The utility class gov.nih.nci.cagrid.data.utilities.validation.CQLQueryResultsValidator has been provided to both retrieve this file and verify that a CQLQueryResults instance conforms to this schema. An instance of this class can be constructed with either the full path to a data service's WSDL file, or an endpoint reference to a running data service.
The validator exposes two public methods:
- public void saveRestrictedCQLResultSetXSD(File fileLocation) throws SchemaValidationException
- This method locates the restriction XSD file and saves its contents into the file specified.

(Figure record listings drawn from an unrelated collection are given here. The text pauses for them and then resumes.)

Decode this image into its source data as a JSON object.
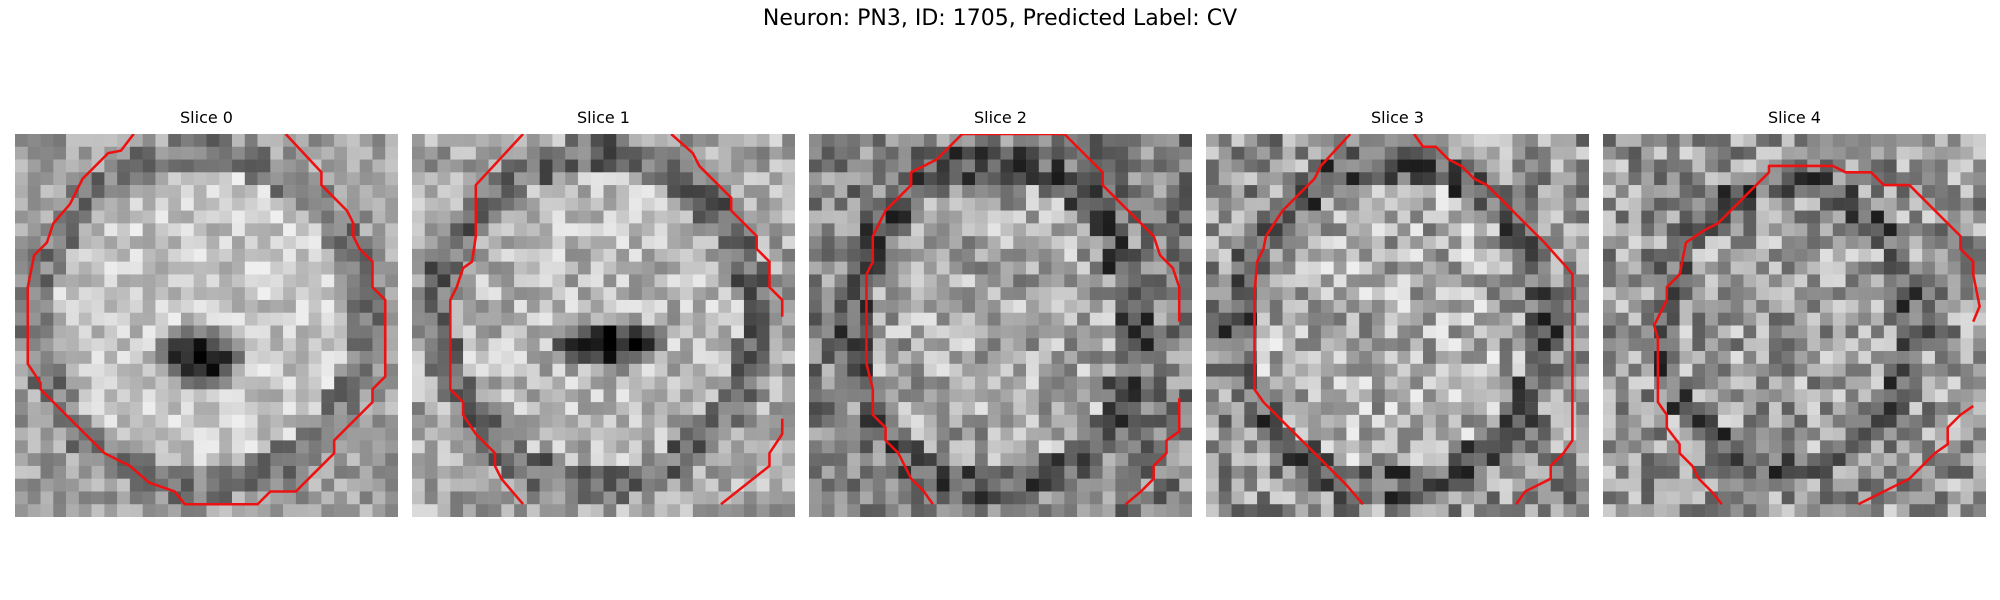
{
  "figure": {
    "title": "Neuron: PN3, ID: 1705, Predicted Label: CV"
  },
  "panels": [
    {
      "title": "Slice 0"
    },
    {
      "title": "Slice 1"
    },
    {
      "title": "Slice 2"
    },
    {
      "title": "Slice 3"
    },
    {
      "title": "Slice 4"
    }
  ],
  "colors": {
    "contour": "#ee1111",
    "background": "#ffffff"
  }
}
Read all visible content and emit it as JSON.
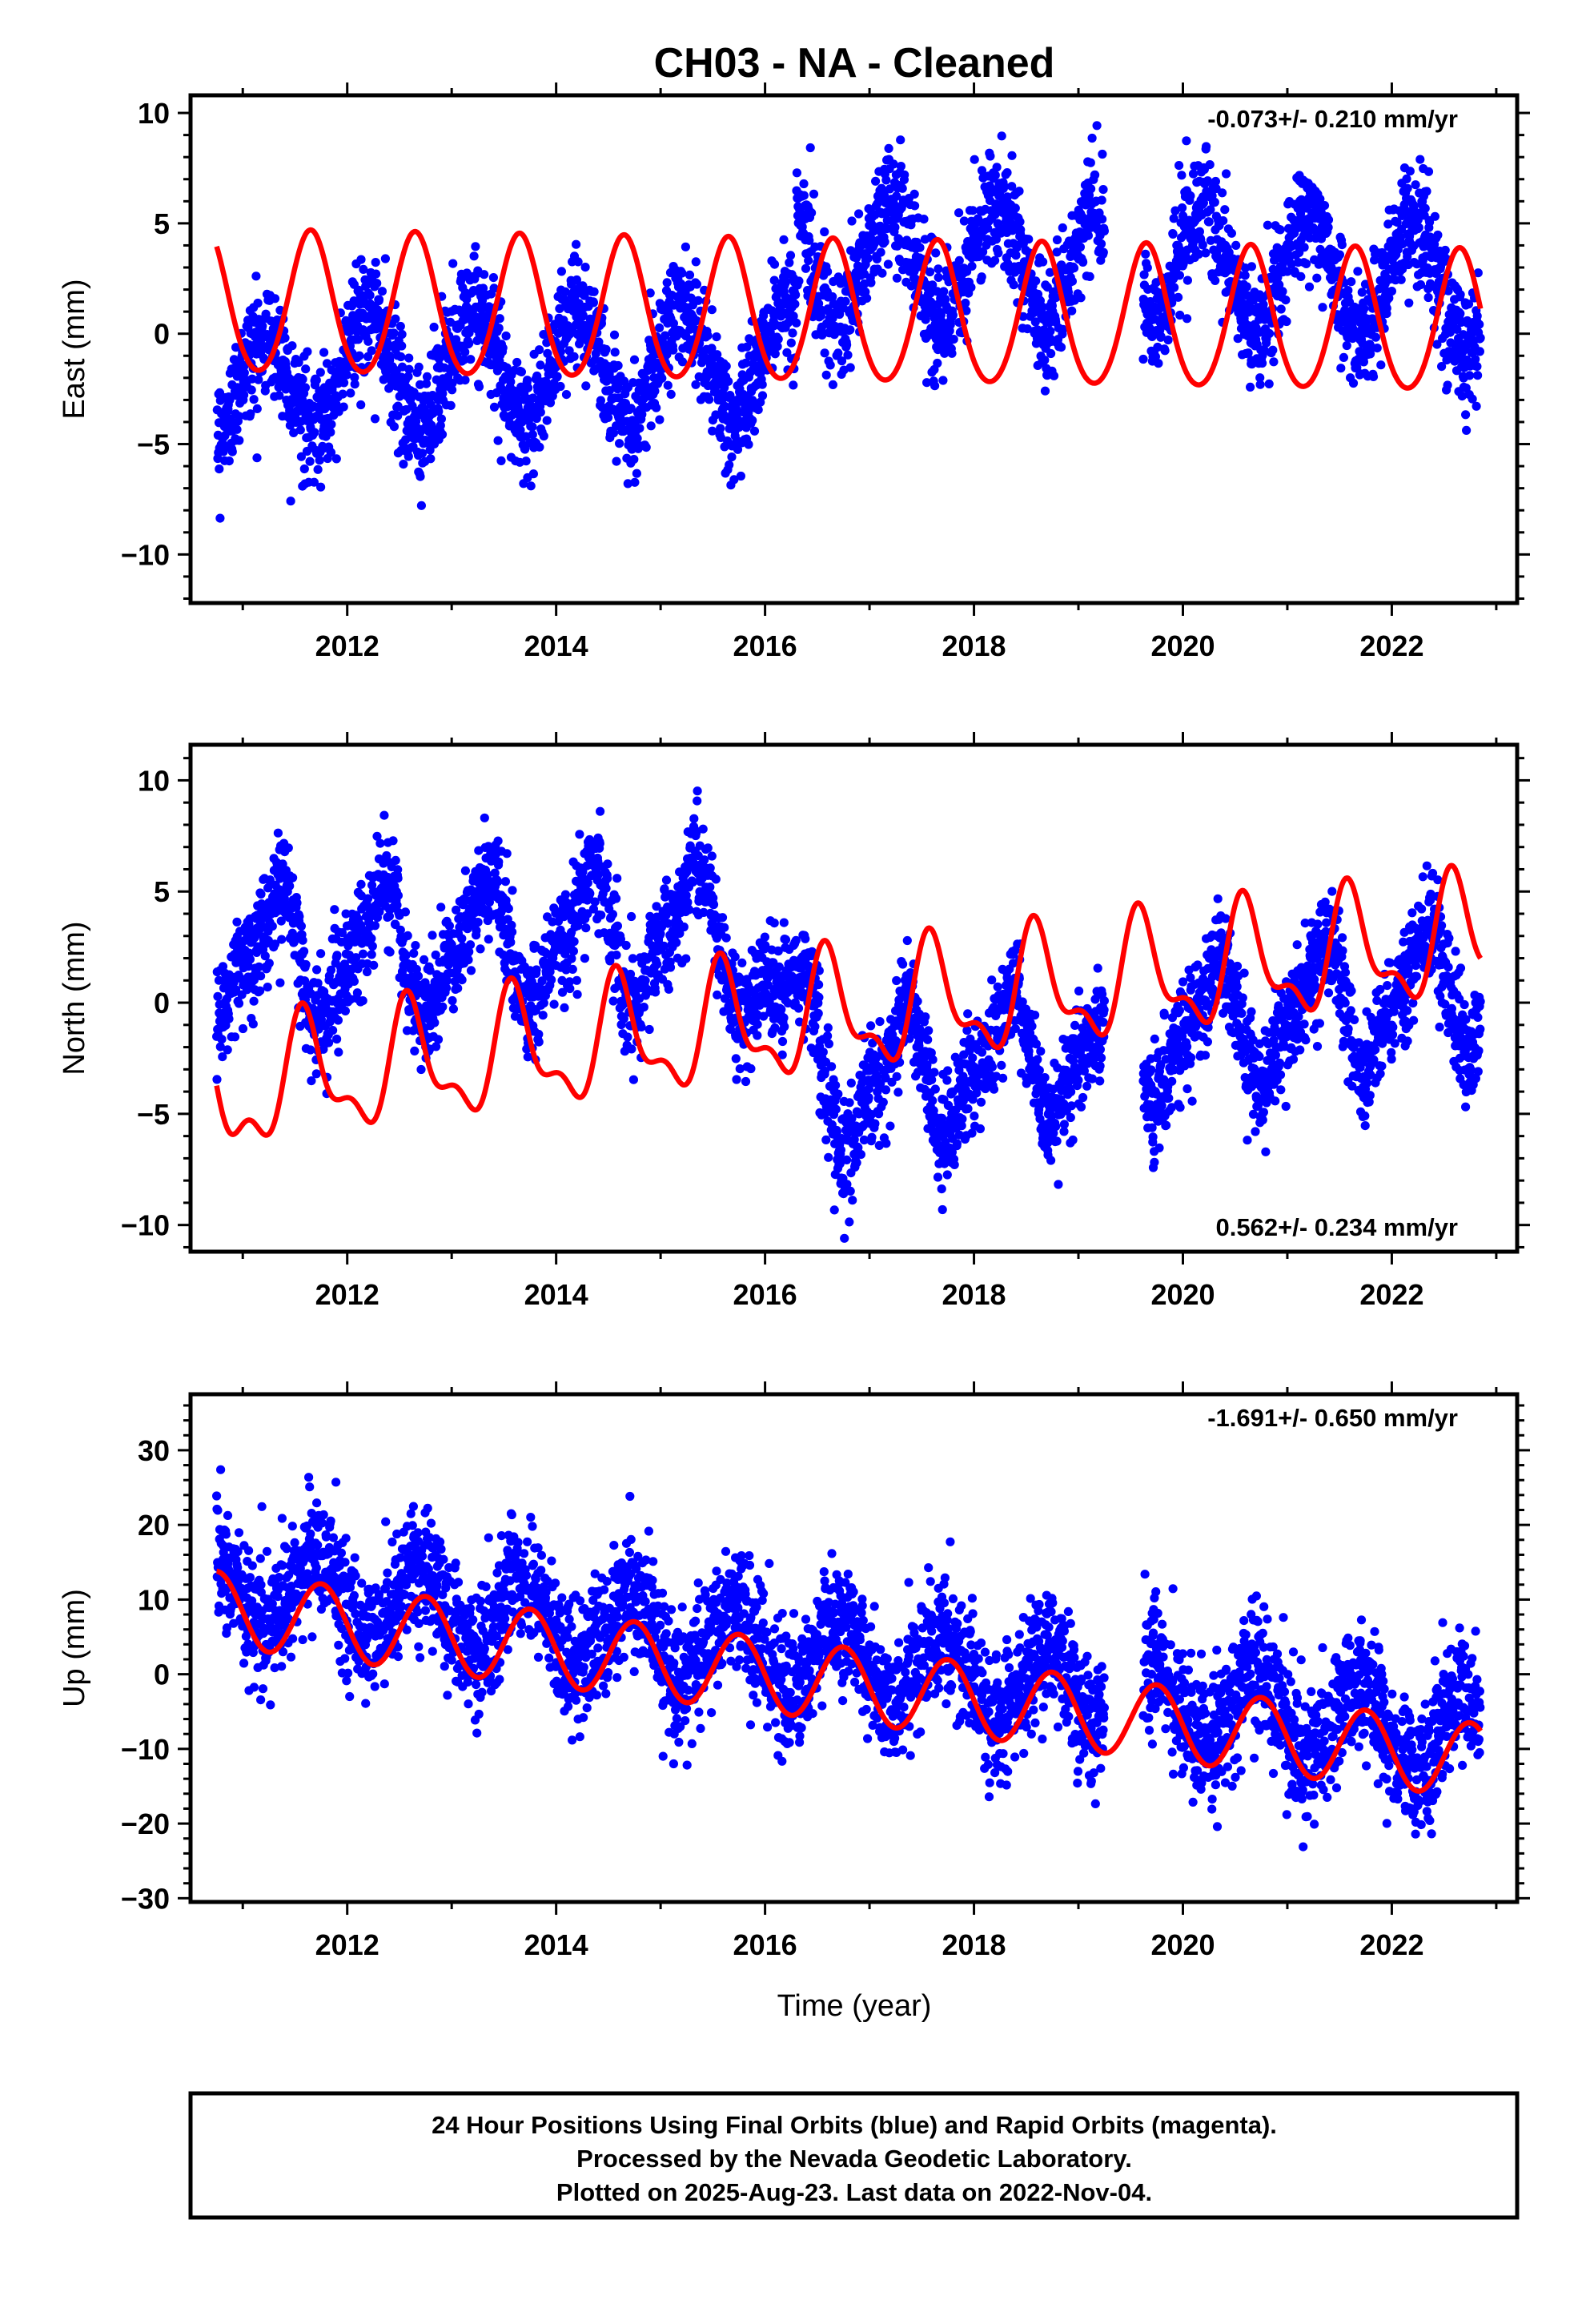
{
  "title": "CH03  - NA - Cleaned",
  "xlabel": "Time (year)",
  "footer": [
    "24 Hour Positions Using Final Orbits (blue) and Rapid Orbits (magenta).",
    "Processed by the Nevada Geodetic Laboratory.",
    "Plotted on 2025-Aug-23. Last data on 2022-Nov-04."
  ],
  "colors": {
    "data": "#0000ff",
    "model": "#ff0000"
  },
  "chart_data": [
    {
      "type": "scatter",
      "ylabel": "East (mm)",
      "rate": "-0.073+/- 0.210 mm/yr",
      "rate_position": "top-right",
      "xlim": [
        2010.5,
        2023.2
      ],
      "ylim": [
        -12.2,
        10.8
      ],
      "xticks": [
        2012,
        2014,
        2016,
        2018,
        2020,
        2022
      ],
      "yticks": [
        -10,
        -5,
        0,
        5,
        10
      ],
      "series": [
        {
          "role": "data",
          "x_range": [
            2010.75,
            2022.85
          ]
        },
        {
          "role": "model",
          "offset": 0.85,
          "trend_mm_per_yr": -0.073,
          "annual_amplitude": 3.2,
          "x_range": [
            2010.75,
            2022.85
          ]
        }
      ]
    },
    {
      "type": "scatter",
      "ylabel": "North (mm)",
      "rate": "0.562+/- 0.234 mm/yr",
      "rate_position": "bottom-right",
      "xlim": [
        2010.5,
        2023.2
      ],
      "ylim": [
        -11.2,
        11.6
      ],
      "xticks": [
        2012,
        2014,
        2016,
        2018,
        2020,
        2022
      ],
      "yticks": [
        -10,
        -5,
        0,
        5,
        10
      ],
      "series": [
        {
          "role": "data",
          "x_range": [
            2010.75,
            2022.85
          ]
        },
        {
          "role": "model",
          "trend_mm_per_yr": 0.562,
          "annual_amplitude": 2.6,
          "x_range": [
            2010.75,
            2022.85
          ]
        }
      ]
    },
    {
      "type": "scatter",
      "ylabel": "Up (mm)",
      "rate": "-1.691+/- 0.650 mm/yr",
      "rate_position": "top-right",
      "xlim": [
        2010.5,
        2023.2
      ],
      "ylim": [
        -30.5,
        37.5
      ],
      "xticks": [
        2012,
        2014,
        2016,
        2018,
        2020,
        2022
      ],
      "yticks": [
        -30,
        -20,
        -10,
        0,
        10,
        20,
        30
      ],
      "series": [
        {
          "role": "data",
          "x_range": [
            2010.75,
            2022.85
          ]
        },
        {
          "role": "model",
          "trend_mm_per_yr": -1.691,
          "annual_amplitude": 5.0,
          "x_range": [
            2010.75,
            2022.85
          ]
        }
      ]
    }
  ]
}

- fileLocation - a file into which the restriction XSD will be saved.
- public void validateCQLResultSet(CQLQueryResults resultSet) throws SchemaValidationException
- resultSet - a set of results generated by a query into a caGrid Data Service. The object contents of this result set will be processed against the restriction XSD.
The CQLQueryResultsValidator class also has a main() method, which takes two arguments. The first argument is a URL to a caGrid Data Service, which will be used to retrieve the result restriction schema. The second argument should be the filename of a CQLQueryResults instance serialized to an XML document.